Il superamento dell’interpretazione operativa prevalente del suddetto requisito passando da una approccio statico ad un approccio dinamico appare ancor più rilevante se consideriamo la normativa che sarà presto approvata in sede AMLA ed il regolamento Antiriciclaggio recentemente approvato[9].
In particolare, l’articolo 26 paragrafo 2 recita quanto segue: “Nel contesto del controllo costante di cui al paragrafo 1, i soggetti obbligati assicurano che i documenti, i dati o le informazioni pertinenti del cliente siano tenuti aggiornati.
Il periodo di tempo tra gli aggiornamenti delle informazioni relative al cliente a norma del primo comma dipende dal rischio rappresentato dal rapporto d’affari e in ogni caso non è superiore a:
- un anno, per i clienti ad alto rischio ai quali si applicano le misure di cui alla sezione 4 del presente capo;
- cinque anni, per tutti gli altri clienti.”
Sia la norma vigente sia le disposizioni AMLA focalizzano l’attenzione sulla necessità di verificare le informazioni sui clienti. Da un lato la richiesta è di verificare che le stesse siano ancora attuali, dall’altro la richiesta sembrerebbe essere focalizzata sulla necessità di fare in modo che tali informazioni non siano più obsolete di cinque anni per i clienti con il livello di rischio non elevato. Pertanto, attivare delle modalità di acquisizione automatica delle stesse diventa una vera e propria emergenza. Al di là delle informazioni sin qui trattate per la valutazione della variazione del profilo di rischio, si riporta di seguito un’analisi delle informazioni che devono essere raccolte in sede di adeguata verifica. In particolare, nelle tabelle seguenti per ciascuna di queste informazioni, abbiamo provato a capire se è possibile acquisire in automatico un aggiornamento senza scomodare il cliente.

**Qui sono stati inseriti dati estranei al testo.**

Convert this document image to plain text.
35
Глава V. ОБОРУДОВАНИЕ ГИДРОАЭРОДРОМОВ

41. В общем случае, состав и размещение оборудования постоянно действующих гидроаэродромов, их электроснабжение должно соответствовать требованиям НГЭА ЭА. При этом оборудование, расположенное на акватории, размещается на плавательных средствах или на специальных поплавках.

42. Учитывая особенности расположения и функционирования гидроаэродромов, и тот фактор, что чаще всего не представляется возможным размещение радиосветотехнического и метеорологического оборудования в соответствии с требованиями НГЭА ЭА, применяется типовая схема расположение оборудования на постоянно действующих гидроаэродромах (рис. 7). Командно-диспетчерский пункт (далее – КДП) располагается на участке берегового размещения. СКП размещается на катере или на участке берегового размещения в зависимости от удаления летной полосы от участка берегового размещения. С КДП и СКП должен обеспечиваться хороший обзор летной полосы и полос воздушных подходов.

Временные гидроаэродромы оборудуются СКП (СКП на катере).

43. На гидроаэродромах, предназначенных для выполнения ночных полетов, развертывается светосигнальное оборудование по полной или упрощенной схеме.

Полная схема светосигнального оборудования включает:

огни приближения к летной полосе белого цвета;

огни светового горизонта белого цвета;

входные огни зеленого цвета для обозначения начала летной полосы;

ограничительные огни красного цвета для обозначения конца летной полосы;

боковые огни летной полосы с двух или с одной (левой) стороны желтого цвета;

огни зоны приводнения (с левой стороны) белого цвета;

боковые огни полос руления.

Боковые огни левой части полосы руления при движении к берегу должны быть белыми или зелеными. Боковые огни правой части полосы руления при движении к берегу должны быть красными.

Fra queste possiamo sicuramente isolare una serie di informazioni che non sono suscettibili di cambiamento e che pertanto non è necessario che siano oggetto di nuova richiesta al cliente tramite l’aggiornamento del c.d. “questionario”: nome, cognome, luogo e data di nascita, CF o PIVA. Ce ne sono altre che invece variano nel tempo ma possono essere acquisite facilmente sempre senza scomodare il cliente, attraverso semplici indicatori deterministici che si avvalgono anche di informazioni provenienti da fonti affidabili e indipendenti. Di seguito un esempio di tali informazioni:
- generalità e residenza del titolare effettivo
- generalità e residenza dell’esecutore
- Residenza o sede legale del cliente
- Scopo del rapporto
- Relazione fra cliente, titolare effettivo ed esecutore
- Attività lavorativa
- Origine dei fondi
- Reddito e patrimonio
- Situazione economica del titolare effettivo o dei familiari
Rispetto a tali dati, il documento di identità rappresenta una delle poche informazioni che richiede invece l’intervento del cliente. Tuttavia, è possibile automatizzare l’informazione sulla naturale scadenza del documento e creare delle maschere di upload da rendere disponibili ai clienti (digitali). Al riguardo sarebbe interessante ragionare con il legislatore su quale rischio di riciclaggio effettivamente evidenzi un documento d’identità scaduto a fronte di tutte le altre informazioni acquisite che sono molto più aggiornate. E’ veramente rischioso non avere aggiornamenti su un documento di identità anche se in sede di apertura del rapporto ne avevo acquisita una valida copia? Cosa potrebbe essere cambiato sul cliente nel corso del rapporto una volta che il suo documento è arrivato alla naturale scadenza? A tal riguardo, infatti, a parere di chi scrive, l’unico elemento informativo che potrebbe essere variato, a parte la data di emissione e scadenza, fra quelli presenti sul documento di identità[10] è semplicemente la residenza, ma come detto sopra, tale informazione sarebbe già stata acquisita. Ad ogni modo è noto che l’autorità di vigilanza riponga una discreta attenzione sul tema ed è quindi opportuno continuare ad organizzarsi in modo tale da scongiurare il caso di clienti con documento scaduto.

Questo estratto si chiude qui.